L’idée, née au cours d’un repas au homard en 1988, sera concrétisée pour la première fois en 1994. Le Congrès mondial acadien, de cette année là, premier du nom, réunit près de 300 000 personnes. Ce fut le plus grand rassemblement d’Acadiens et de Cadiens depuis le Grand Dérangement de 1755-1762 - la déportation des Français de Nouvelle Écosse par les Anglais. Depuis 1994, les Congrès mondiaux acadiens se succèdent tous les cinq ans, avec une moyenne de 50.000 participants, et permettent à tous les acadiens et les familles acadiennes de se retrouver, d’échanger, et d’envisager l’avenir.

Compte-tenus de la réalité territoriale de l’Acadie, ces congrès ne se tiennent jamais au même endroit. Même si le Nouveau-Brunswick se taille la part du lion parmi les dernières éditions, l’édition de 1999 eut lieu en Louisiane et celle de 2004 en Nouvelle Écosse, la province d’origine de tous les Acadiens. C’est en août dernier que la Société nationale acadienne a décidé que l’édition de 2014 se tiendrait dans l’Acadie des terres et des forêts dont le cœur est la Légendaire République du Madawaska.

Or, cette région n’existe pas non plus ! Du moins, elle n’a aucune frontière légale et elle s’étend - elle aussi - sur plusieurs Provinces et État ; elle est à cheval sur la frontière usano-canadienne parce qu’elle coure tout le long de la Rivière Saint Jean. Ainsi, si le cœur de l’Acadie des terres et des forêts est Edmunston au Nouveau-Brunswick (voir ici une carte du Nouveau-Brunswick), la ville de Madawaska, elle, est de l’autre côté de la rivière, et donc aux Etats-Unis. Inversement, le Comté d’Aroostook, un peu plus au sud, est aux Etats-Unis, mais la ville d’Aroostook, elle, est au Nouveau-Brunswick. Le Congrès mondial acadien de 2014 se fera donc avec la collaboration de trois régions : le nord du Maine et plus particulièrement le Comté d’Aroostoock, la Municipalité régionale du comté de Témiscouata au Québec et le nord-ouest du Nouveau-Brunswick.

Pour comprendre cette région francophone transfrontalière, il est nécessaire de remonter dans le temps.

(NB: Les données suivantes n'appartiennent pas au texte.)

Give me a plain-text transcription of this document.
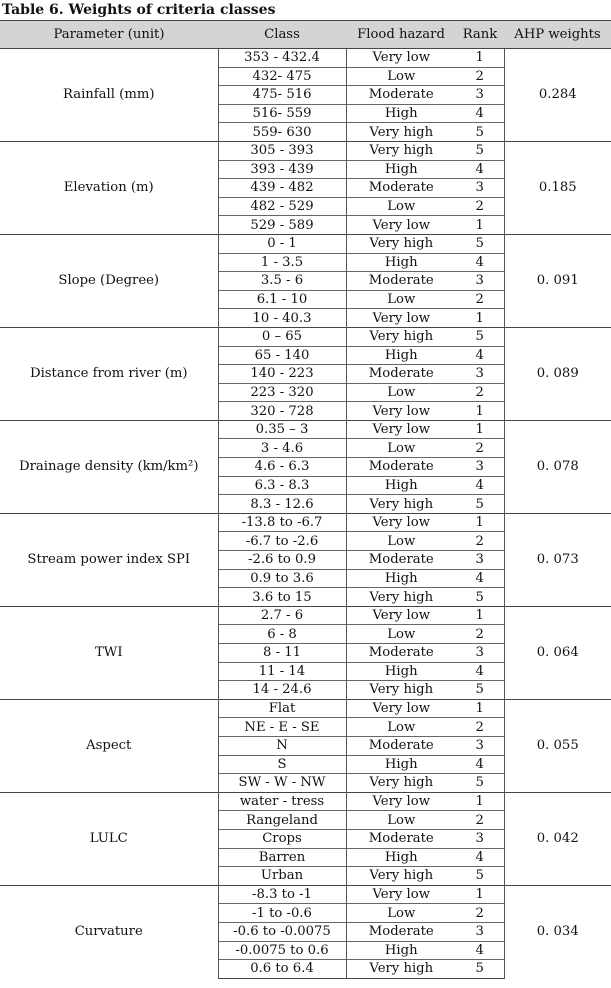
Table 6. Weights of criteria classes
Parameter (unit)	Class	Flood hazard	Rank	AHP weights
Rainfall (mm)	353 - 432.4	Very low	1	0.284
	432- 475	Low	2	
	475- 516	Moderate	3	
	516- 559	High	4	
	559- 630	Very high	5	
Elevation (m)	305 - 393	Very high	5	0.185
	393 - 439	High	4	
	439 - 482	Moderate	3	
	482 - 529	Low	2	
	529 - 589	Very low	1	
Slope (Degree)	0 - 1	Very high	5	0. 091
	1 - 3.5	High	4	
	3.5 - 6	Moderate	3	
	6.1 - 10	Low	2	
	10 - 40.3	Very low	1	
Distance from river (m)	0 – 65	Very high	5	0. 089
	65 - 140	High	4	
	140 - 223	Moderate	3	
	223 - 320	Low	2	
	320 - 728	Very low	1	
Drainage density (km/km²)	0.35 – 3	Very low	1	0. 078
	3 - 4.6	Low	2	
	4.6 - 6.3	Moderate	3	
	6.3 - 8.3	High	4	
	8.3 - 12.6	Very high	5	
Stream power index SPI	-13.8 to -6.7	Very low	1	0. 073
	-6.7 to -2.6	Low	2	
	-2.6 to 0.9	Moderate	3	
	0.9 to 3.6	High	4	
	3.6 to 15	Very high	5	
TWI	2.7 - 6	Very low	1	0. 064
	6 - 8	Low	2	
	8 - 11	Moderate	3	
	11 - 14	High	4	
	14 - 24.6	Very high	5	
Aspect	Flat	Very low	1	0. 055
	NE - E - SE	Low	2	
	N	Moderate	3	
	S	High	4	
	SW - W - NW	Very high	5	
LULC	water - tress	Very low	1	0. 042
	Rangeland	Low	2	
	Crops	Moderate	3	
	Barren	High	4	
	Urban	Very high	5	
Curvature	-8.3 to -1	Very low	1	0. 034
	-1 to -0.6	Low	2	
	-0.6 to -0.0075	Moderate	3	
	-0.0075 to 0.6	High	4	
	0.6 to 6.4	Very high	5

Lors du Grand Dérangement quelques colons se fixèrent à Sainte-Anne des Pays-Bas qui deviendra l’actuelle Fredericton, mais ils en furent chassés par des Loyalistes qui fuyaient la Révolution américaine. Les Acadiens remontèrent alors le fleuve Saint-Jean vers le Nord-Ouest et se fixèrent, en 1783, autour de l’actuel Edmunston. Ils fondent le Comté de Madawaska. Peu de temps après, des Canadiens-français, venus du Bas-Canada, l’actuel Québec (donc de l’Ouest), à la recherche de terres fertiles, les rejoignent ; quelques Écossais, Irlandais ou Anglais, plus les Amérindiens, les Malécites, qui eux étaient déjà sur place, sont également à la base du peuplement de la région.

On parle donc ici d’une Acadie un peu particulière, singulière, retirée, loin de l’Acadie traditionnelle des côtes. L’isolement géographique est une donnée importante dans l’histoire de la région : elle est à des centaines de kilomètres des principaux centres du Québec ou du Nouveau-Brunswick.

Peut-on même parler d’Acadie ? En effet, les francophones de cette région ont une identité très forte, qui, selon les époques, s’affirme proche ou plus distincte de l’Acadie : les habitants, selon Jacques Paul Couturier de l’Université de Moncton [1], se revendiquent souvent plutôt comme des « Brayons de la légendaire république du Madawaska. » République imaginaire peut-être mais qui a son drapeau, les Brayons ayant par ailleurs des traditions culinaires, des fêtes, un accent, un vocabulaire, voire des journaux propres et ... un nom différent.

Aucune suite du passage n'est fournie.